Google and FTC Near Deal for Record $22.5 Million Fine over Safari Privacy Circumvention
The Wall Street Journal reports that Google and the U.S. Federal Trade Commission are nearing a deal that would see Google paying a record $22.5 million fine over its tactics to circumvent privacy settings in Safari on iOS to track users' behavior.
The fine is expected to be the largest penalty ever levied on a single company by the U.S. Federal Trade Commission. It offers the latest sign of the FTC's stepped-up approach to policing online privacy violations, coming just six months after The Wall Street Journal reported on Google's practices.

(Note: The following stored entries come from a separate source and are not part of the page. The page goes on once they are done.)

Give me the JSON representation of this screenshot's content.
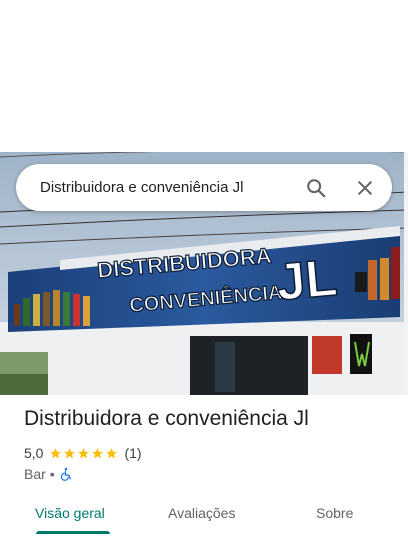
{
  "search": {
    "query": "Distribuidora e conveniência Jl",
    "search_icon": "search-icon",
    "close_icon": "close-icon"
  },
  "photo": {
    "sign_line1": "DISTRIBUIDORA",
    "sign_line2": "CONVENIÊNCIA",
    "sign_logo": "JL"
  },
  "place": {
    "title": "Distribuidora e conveniência Jl",
    "rating": "5,0",
    "stars": 5,
    "reviews_count": "(1)",
    "category": "Bar",
    "separator": "•",
    "accessibility_icon": "wheelchair-icon"
  },
  "tabs": [
    {
      "label": "Visão geral",
      "active": true
    },
    {
      "label": "Avaliações",
      "active": false
    },
    {
      "label": "Sobre",
      "active": false
    }
  ],
  "colors": {
    "accent": "#00796b",
    "star": "#fbbc04",
    "accessibility": "#1a73e8"
  }
}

The case centers on a loophole in Safari's default privacy settings, with Google taking advantage of the hole to make the browser think that the user was interacting with a given ad, thus allowing a tracking cookie to be installed. With that cookie installed, it became easy for Google to add additional cookies and to track users across the web as they visited other sites displaying ads from Google's networks.
Google has argued that the tracking was unintentional and that it did not harm consumers, but the Federal Trade Commission pointed to previous statements by Google regarding Safari's privacy settings as evidence that the company was misrepresenting its privacy practices.
Google's tactics are also under scrutiny from a number of state attorneys general, who may yet pursue additional action against the company.